Audit Reveals Issues With Department of Education Elementary and Preschool Grants

Meryn Fluker

A state auditor report released Thursday reveals insufficient oversight and other issues from two Iowa Department of Education initiatives designed to serve at-risk children and families.

The performance audit shows that administrators failed to competitively award grants and "sufficiently monitor use of funding" for the Shared Visions Preschool Program and the Early Elementary Innovative Grants based on a review of data from July 1, 2006 through June 30, 2012.

"When programs get put on autopilot is when you run the risk of things not operating correctly," said Annette Campbell, director of the performance investigation division for Iowa's Office of the Auditor of State, though she noted the issues were not "very egregious."

"I think the department could be more active in their monitoring," she said.

The Shared Visions Preschool Program serves children ages 3 to 5 as well as their families with preschool, full-day kindergarten and additional educational services while the Early Elementary Innovative Grants – also known as the At-Risk K-3 Grants – fund kindergarten through third-grade programming for schools with large populations of students from financially disadvantaged families.

"We thought it was a fair review," said Jeff Berger, deputy director of the Iowa Department of Education. "I think some of the concerns expressed in the report were valid concerns.
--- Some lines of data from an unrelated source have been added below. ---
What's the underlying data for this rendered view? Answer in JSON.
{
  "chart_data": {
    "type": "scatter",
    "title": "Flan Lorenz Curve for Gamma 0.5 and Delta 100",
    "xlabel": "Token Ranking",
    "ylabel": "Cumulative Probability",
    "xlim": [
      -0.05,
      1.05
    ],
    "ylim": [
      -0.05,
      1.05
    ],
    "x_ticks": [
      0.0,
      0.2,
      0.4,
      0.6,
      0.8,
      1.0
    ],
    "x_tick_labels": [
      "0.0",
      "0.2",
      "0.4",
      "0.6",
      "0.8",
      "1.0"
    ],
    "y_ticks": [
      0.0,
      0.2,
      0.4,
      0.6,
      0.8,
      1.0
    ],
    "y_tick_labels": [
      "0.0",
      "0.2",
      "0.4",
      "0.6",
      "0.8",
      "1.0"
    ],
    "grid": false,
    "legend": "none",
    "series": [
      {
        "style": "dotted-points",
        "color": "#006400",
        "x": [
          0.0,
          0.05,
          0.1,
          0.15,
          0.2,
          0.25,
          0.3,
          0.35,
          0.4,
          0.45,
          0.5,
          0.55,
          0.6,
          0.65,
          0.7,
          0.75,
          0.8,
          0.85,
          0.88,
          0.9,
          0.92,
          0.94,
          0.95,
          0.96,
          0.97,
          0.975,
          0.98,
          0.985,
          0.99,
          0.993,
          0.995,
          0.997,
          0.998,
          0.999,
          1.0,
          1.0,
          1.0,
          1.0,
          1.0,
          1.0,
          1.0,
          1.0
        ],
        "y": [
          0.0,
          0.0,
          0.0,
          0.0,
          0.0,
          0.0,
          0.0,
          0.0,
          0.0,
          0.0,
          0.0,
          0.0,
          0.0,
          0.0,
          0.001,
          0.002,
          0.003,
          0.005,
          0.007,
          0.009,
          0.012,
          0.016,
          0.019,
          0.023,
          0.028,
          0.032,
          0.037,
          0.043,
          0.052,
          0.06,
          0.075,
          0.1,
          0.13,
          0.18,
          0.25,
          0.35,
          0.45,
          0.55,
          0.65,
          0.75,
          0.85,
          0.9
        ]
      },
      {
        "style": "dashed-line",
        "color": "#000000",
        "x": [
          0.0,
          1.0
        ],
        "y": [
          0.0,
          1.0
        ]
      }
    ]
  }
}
We went through a time in '09 and '10 when we were doing across the board cuts and struggling to make ends meet ... We were struggling to meet our obligation, there's no doubt about it."

The Cedar Rapids, Iowa City and College Community school districts are among the entities that received funding from these programs during the six years studied in the audit. The report showed that, rather than continually seek new or additional recipients, the department "instead awarded funding primarily to the same grantees each fiscal year."
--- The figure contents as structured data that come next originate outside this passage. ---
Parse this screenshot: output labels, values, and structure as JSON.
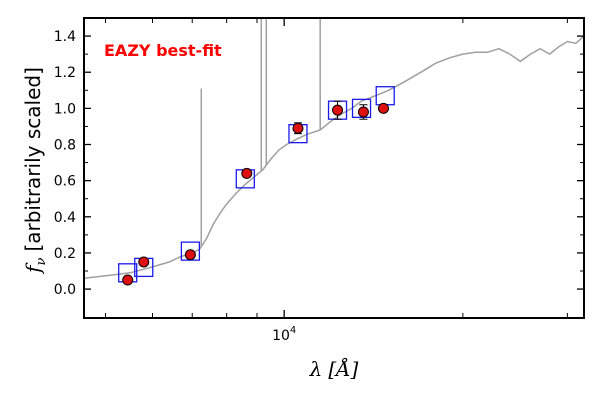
{
  "chart_data": {
    "type": "scatter",
    "annotation": "EAZY best-fit",
    "annotation_color": "#ff0000",
    "xlabel_symbol": "λ",
    "xlabel_unit": "[Å]",
    "ylabel_symbol": "f",
    "ylabel_subscript": "ν",
    "ylabel_text": "[arbitrarily scaled]",
    "x_scale": "log",
    "xlim": [
      4600,
      32000
    ],
    "ylim": [
      -0.16,
      1.5
    ],
    "grid": false,
    "y_ticks": [
      {
        "value": 0.0,
        "label": "0.0"
      },
      {
        "value": 0.2,
        "label": "0.2"
      },
      {
        "value": 0.4,
        "label": "0.4"
      },
      {
        "value": 0.6,
        "label": "0.6"
      },
      {
        "value": 0.8,
        "label": "0.8"
      },
      {
        "value": 1.0,
        "label": "1.0"
      },
      {
        "value": 1.2,
        "label": "1.2"
      },
      {
        "value": 1.4,
        "label": "1.4"
      }
    ],
    "x_major_ticks": [
      {
        "value": 10000,
        "base": "10",
        "exponent": "4"
      }
    ],
    "x_minor_ticks": [
      5000,
      6000,
      7000,
      8000,
      9000,
      20000,
      30000
    ],
    "colors": {
      "observed": "#dd1111",
      "model_photometry": "#1a1aee",
      "template": "#a0a0a0"
    },
    "series": [
      {
        "role": "observed",
        "points": [
          {
            "x": 5450,
            "y": 0.05,
            "yerr": 0.0
          },
          {
            "x": 5800,
            "y": 0.15,
            "yerr": 0.0
          },
          {
            "x": 6950,
            "y": 0.19,
            "yerr": 0.0
          },
          {
            "x": 8650,
            "y": 0.64,
            "yerr": 0.0
          },
          {
            "x": 10550,
            "y": 0.89,
            "yerr": 0.03
          },
          {
            "x": 12300,
            "y": 0.99,
            "yerr": 0.05
          },
          {
            "x": 13600,
            "y": 0.98,
            "yerr": 0.04
          },
          {
            "x": 14700,
            "y": 1.0,
            "yerr": 0.0
          }
        ]
      },
      {
        "role": "model_photometry",
        "points": [
          {
            "x": 5450,
            "y": 0.09
          },
          {
            "x": 5800,
            "y": 0.12
          },
          {
            "x": 6950,
            "y": 0.21
          },
          {
            "x": 8600,
            "y": 0.61
          },
          {
            "x": 10550,
            "y": 0.86
          },
          {
            "x": 12300,
            "y": 0.99
          },
          {
            "x": 13500,
            "y": 1.0
          },
          {
            "x": 14800,
            "y": 1.07
          }
        ]
      },
      {
        "role": "template",
        "points": [
          [
            4600,
            0.06
          ],
          [
            4900,
            0.07
          ],
          [
            5200,
            0.08
          ],
          [
            5500,
            0.09
          ],
          [
            5800,
            0.11
          ],
          [
            6100,
            0.13
          ],
          [
            6400,
            0.15
          ],
          [
            6700,
            0.18
          ],
          [
            7000,
            0.2
          ],
          [
            7200,
            0.22
          ],
          [
            7400,
            0.28
          ],
          [
            7600,
            0.36
          ],
          [
            7800,
            0.42
          ],
          [
            8000,
            0.47
          ],
          [
            8300,
            0.53
          ],
          [
            8600,
            0.58
          ],
          [
            8900,
            0.62
          ],
          [
            9200,
            0.66
          ],
          [
            9500,
            0.72
          ],
          [
            9800,
            0.77
          ],
          [
            10100,
            0.8
          ],
          [
            10500,
            0.83
          ],
          [
            11000,
            0.86
          ],
          [
            11500,
            0.88
          ],
          [
            12000,
            0.93
          ],
          [
            12500,
            0.97
          ],
          [
            13000,
            1.0
          ],
          [
            13500,
            1.04
          ],
          [
            14000,
            1.06
          ],
          [
            15000,
            1.1
          ],
          [
            16000,
            1.15
          ],
          [
            17000,
            1.2
          ],
          [
            18000,
            1.25
          ],
          [
            19000,
            1.28
          ],
          [
            20000,
            1.3
          ],
          [
            21000,
            1.31
          ],
          [
            22000,
            1.31
          ],
          [
            23000,
            1.33
          ],
          [
            24000,
            1.3
          ],
          [
            25000,
            1.26
          ],
          [
            26000,
            1.3
          ],
          [
            27000,
            1.33
          ],
          [
            28000,
            1.3
          ],
          [
            29000,
            1.34
          ],
          [
            30000,
            1.37
          ],
          [
            31000,
            1.36
          ],
          [
            32000,
            1.4
          ]
        ],
        "emission_lines": [
          {
            "x": 7250,
            "y": 1.11
          },
          {
            "x": 9150,
            "y": 1.5
          },
          {
            "x": 9330,
            "y": 1.5
          },
          {
            "x": 11500,
            "y": 1.5
          }
        ]
      }
    ]
  }
}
Berger attributed some of that to budget cuts, in the form of a 1.5 percent reduction in 2009 followed by a 10-percent decrease in 2010.

"If you're given an amount and it just stays flat, it's harder to do that without seeing programs just disappear," he said. "We were sensitive to the fact that we wanted to make sure we were supporting good quality programs but we didn't get the funding that we thought we might ... I think some of the recipients of this grant have come to rely on this as a funding stream and it was never intended to be a funding stream. It was designed to create quality preschools where there were none."

The report did not go into detail about whether or not certain areas or populations were underserved as a result of the way the grants were administered, with many of the entities initially applying for the dollars in the late '80s and early '90s, but Campbell acknowledged that potential consequence.

"We don't have the documentation to make that determination," she said. "We have no basis to say that they were served best or they were underserved or the ones who got it shouldn't have gotten that funding but there is definitely the possibility that could've happened."

While Berger chose not to go into details about how the estimated $7 million Shared Visions and $3 million At-Risk K-3 Grant funding would be awarded for the coming fiscal year, he said department staff will work to make sure the recipient pool is "balanced" when it comes to school size, region and urban or rural setting. Grant awards should be announced in May or June 2014, he said, and changes within the department are already underway.

The report also showed that the department didn't adequately follow the money once it was dispersed, but both Berger and Campbell said there is no reason to believe funds were intentionally misspent.

The report includes recommendations for the department, such as verifying year-end reports, reviewing detailed expenditure records and requiring progress reports from programs who receive the funding.

"We're pretty confident they're going to get these recommendations in place in a timely manner," Campbell said. "I think the department has already made significant strides in making those improvements."

Berger noted that there has been staff turnover since the period included in the audit and that, along with the 2007-08 introduction of the Statewide Voluntary Preschool Program, have allowed the department to improve the process and bring the initiative back to its original purpose.

"I think we're validating the concern because those concerns are already driving us in the direction we wanted to go in ourselves," he said. "Honestly, making them reapply periodically forces them, just as this review forced us to look at what we're doing and recalibrate, it does the same on the local level ... That's a healthy process for everybody."